Javier comprendía, pero nada más. En Nueva Beach ni siquiera tenía televisor. Se las arreglaba con la radio. Aquí y en cualquier parte, incluso en España, prefería la radio, que proporcionaba más y mejor detalladas noticias; que daba datos y referencias que la televisión evitaba; que acogía opiniones, debates, entrevistas, impensables en cualquiera de los canales. Javier todavía no había salido de la edad de la radio. La tele le parecía una invasión, un agravio a la intimidad, una propuesta que otros dictaban. En Madrid sólo veía el Informe semanal de los sábados, los filmes submarinos o selváticos del viejito Cousteau y alguno que otro documental, como uno estupendo sobre la invasión norteamericana a Panamá, que Canal Plus pasó sólo una vez, codificado, y nunca más lo repitió, como hacía habitualmente con otras películas testimoniales.

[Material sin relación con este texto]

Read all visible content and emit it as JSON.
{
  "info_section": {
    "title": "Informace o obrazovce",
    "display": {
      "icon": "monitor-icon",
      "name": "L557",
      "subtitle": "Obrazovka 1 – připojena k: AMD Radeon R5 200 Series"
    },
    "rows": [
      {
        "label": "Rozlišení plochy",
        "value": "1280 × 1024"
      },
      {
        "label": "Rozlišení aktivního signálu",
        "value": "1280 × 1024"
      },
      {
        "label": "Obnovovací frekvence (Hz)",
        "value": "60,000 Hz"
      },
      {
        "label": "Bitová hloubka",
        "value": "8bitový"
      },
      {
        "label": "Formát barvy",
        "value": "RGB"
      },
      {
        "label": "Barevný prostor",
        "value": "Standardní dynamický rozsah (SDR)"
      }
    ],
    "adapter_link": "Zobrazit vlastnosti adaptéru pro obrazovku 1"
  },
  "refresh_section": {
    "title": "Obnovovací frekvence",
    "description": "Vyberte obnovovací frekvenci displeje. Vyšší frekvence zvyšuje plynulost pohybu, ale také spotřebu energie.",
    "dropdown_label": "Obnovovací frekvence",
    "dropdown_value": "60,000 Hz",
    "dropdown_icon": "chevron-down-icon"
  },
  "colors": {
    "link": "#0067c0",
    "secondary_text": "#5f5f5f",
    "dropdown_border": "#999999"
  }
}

Rocío prefería que Javier viniera a su casa en vez de trasladarse ella a Nueva Beach. «Cuando llegue el verano, puede ser.» Pero el verano había llegado y ella sólo había ido dos veces. Estuvieron en la playa, que ahora estaba repleta. Eso siempre la espantaba. Después de tanta clandestinidad primero, y tanta clausura después, las muchedumbres la ponían tensa. Aun en los actos callejeros del Frente Amplio, a los que normalmente concurrían, prefería situarse en un límite, al borde mismo del gentío, como si quisiera dejar abierta una vía de escape.

—Nunca se sabe —decía—. Vos no entendés esto porque te fuiste a tiempo y lo bien que hiciste. Pero yo estuve aquí y sé lo que es el miedo.

Javier entonces trataba de proporcionarle un refugio y la abrazaba, aunque fuese en público, y sólo se desabrazaban para aplaudir a Seregni o a Tabaré o a Astori o a Mariano.

—El miedo es la condición previa del coraje —decía sentenciosamente Javier—, nadie es valiente si no pasa antes por el miedo, el coraje viene de sobreponerse al temor.

—Mirá qué bien —se burlaba ella—, pero te juro que el miedo que yo tuve allá por los setenta, no era una antesala del coraje. Era bruto miedo y nada más.

Javier se sentía entonces un poco memo y/o presuntuoso, y aun antes de que concluyera el acto político, se la llevaba de allí, suavemente a la cama, esa cama de una sola plaza en el apartamento de bolsillo de Rocío («esto es apenas un watercomedor», se burlaba él), y allí, ya juntos de veras, sin los vanos atolladeros de la ropa, recuperaban el impagable diálogo de los cuerpos, que era el único argumento de que disponía Javier para convencerla de que ahora sí podía sentirse a salvo.